I am trying to determine whether a sql server instance is actually in use, or just sitting there. It has no user databases, just the normal system databases and distribution
. I'm fairly sure there is nothing happening, but it is in our production environment, so I can't just switch it off without being sure.
I have set up an agent job to run sp_who2 and log to a table every minute to see if I can catch any activity. I have the following rows, but nothing else (except stuff with my name on it!). They all look fairly generic – like it's the agent doing it's thing – but I'd just like to check first.

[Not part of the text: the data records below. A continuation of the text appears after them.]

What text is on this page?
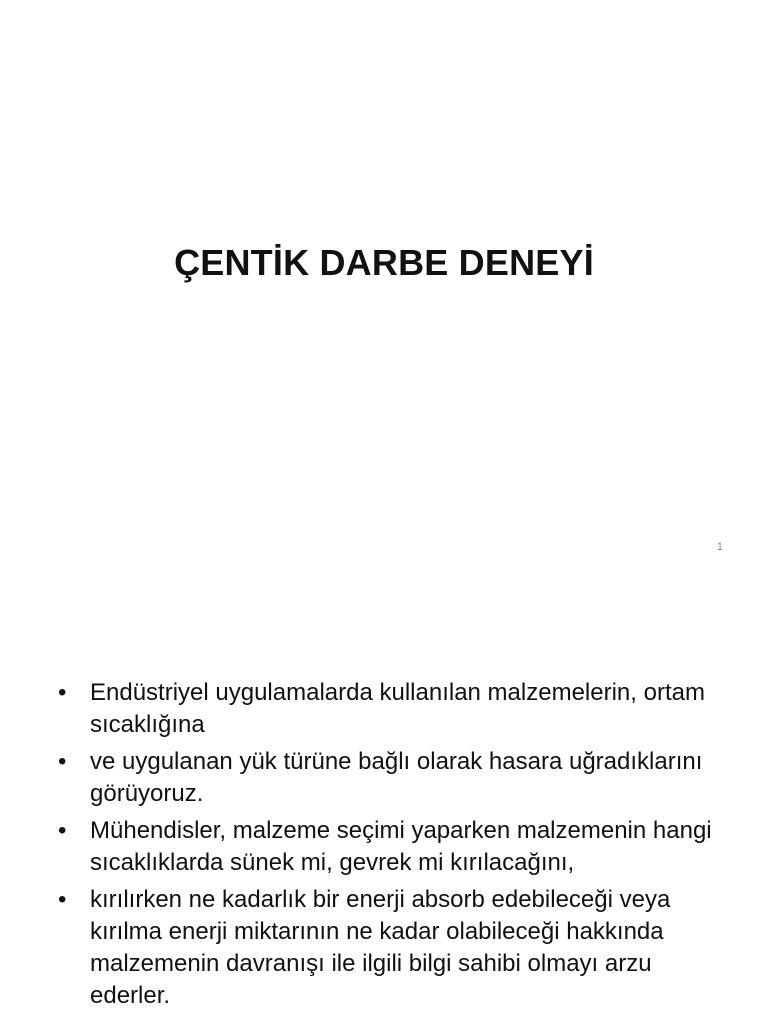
ÇENTİK DARBE DENEYİ
1
• Endüstriyel uygulamalarda kullanılan malzemelerin, ortam sıcaklığına
• ve uygulanan yük türüne bağlı olarak hasara uğradıklarını görüyoruz.
• Mühendisler, malzeme seçimi yaparken malzemenin hangi sıcaklıklarda sünek mi, gevrek mi kırılacağını,
• kırılırken ne kadarlık bir enerji absorb edebileceği veya kırılma enerji miktarının ne kadar olabileceği hakkında malzemenin davranışı ile ilgili bilgi sahibi olmayı arzu ederler.
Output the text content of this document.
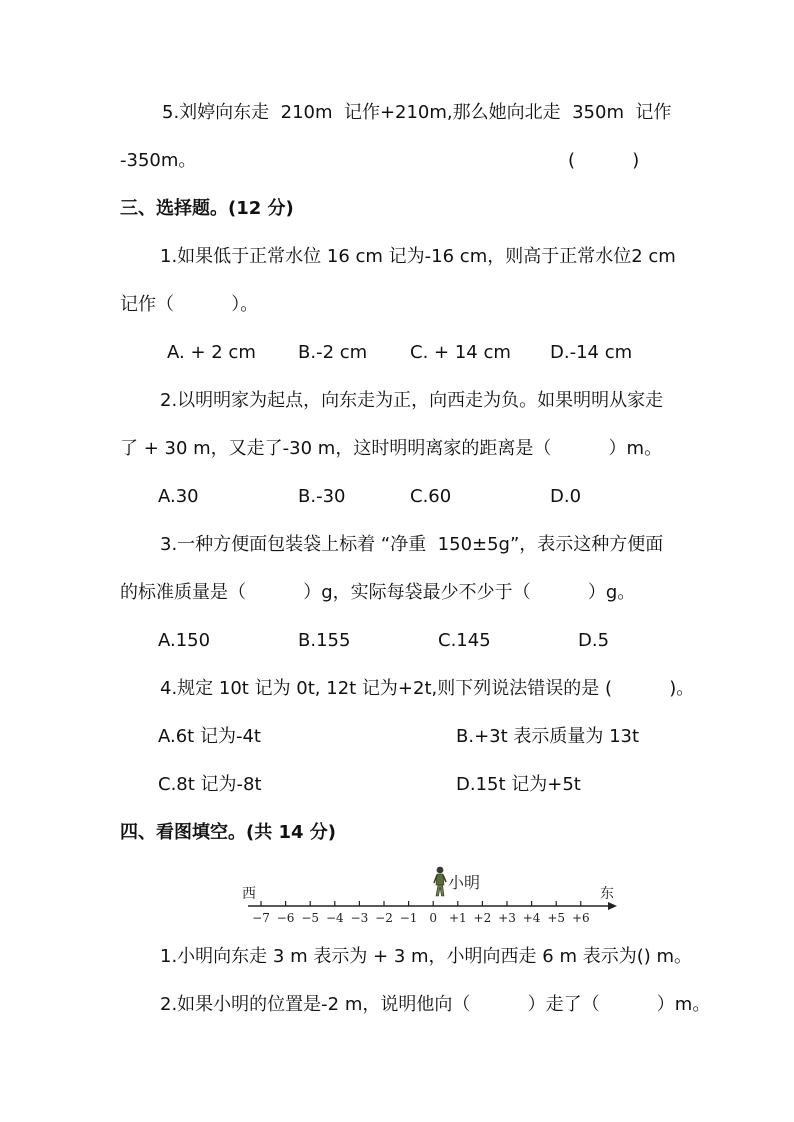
5.刘婷向东走  210m  记作+210m,那么她向北走  350m  记作
-350m。	(          )
三、选择题。(12 分)
1.如果低于正常水位 16 cm 记为-16 cm，则高于正常水位2 cm
记作（          ）。
A. + 2 cm B.-2 cm C. + 14 cm D.-14 cm
2.以明明家为起点，向东走为正，向西走为负。如果明明从家走
了 + 30 m，又走了-30 m，这时明明离家的距离是（          ）m。
A.30	B.-30	C.60	D.0
3.一种方便面包装袋上标着 “净重  150±5g”，表示这种方便面
的标准质量是（          ）g，实际每袋最少不少于（          ）g。
A.150	B.155	C.145	D.5
4.规定 10t 记为 0t, 12t 记为+2t,则下列说法错误的是 (          )。
A.6t 记为-4t	B.+3t 表示质量为 13t
C.8t 记为-8t	D.15t 记为+5t
四、看图填空。(共 14 分)
西	东
小明
−7 −6 −5 −4 −3 −2 −1 0 +1 +2 +3 +4 +5 +6
1.小明向东走 3 m 表示为 + 3 m，小明向西走 6 m 表示为() m。
2.如果小明的位置是-2 m，说明他向（          ）走了（          ）m。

Are these jobs likely to be anything more than generic jobs doing nothing except checking to see if there's something to do?
DBName Command ProgramName
msdb AWAITING COMMAND SQLAgent - Email Logger
master SELECT INTO SQLAgent - TSQL JobStep (Job 0x988FC626DDAAEE4D8F49FC83540F48A5 : Step 1)
msdb AWAITING COMMAND SQLAgent - Alert Engine
msdb AWAITING COMMAND DatabaseMail - SQLAGENT - Id<19792>
msdb AWAITING COMMAND SQLAgent - Generic Refresher
msdb AWAITING COMMAND SQLAgent - Job invocation engine
msdb SELECT SQLAgent - Alert Engine
msdb AWAITING COMMAND SQL Management
msdb AWAITING COMMAND SQLAgent - Job Manager
msdb UPDATE SQLAgent - Schedule Saver
Best Answer
All of that appears to be the result of normal Sql Agent activity.
Assuming you don't have any 'real (non-system)' Sql Agent job running (meaning you don't really need the Sql Agent running), my suggestion would be to create a Windows Task scheduler process using
SQLCMD
to run your sp_who2 process on your defined interval and then STOP the Sql Agent. What gets logged into your table then?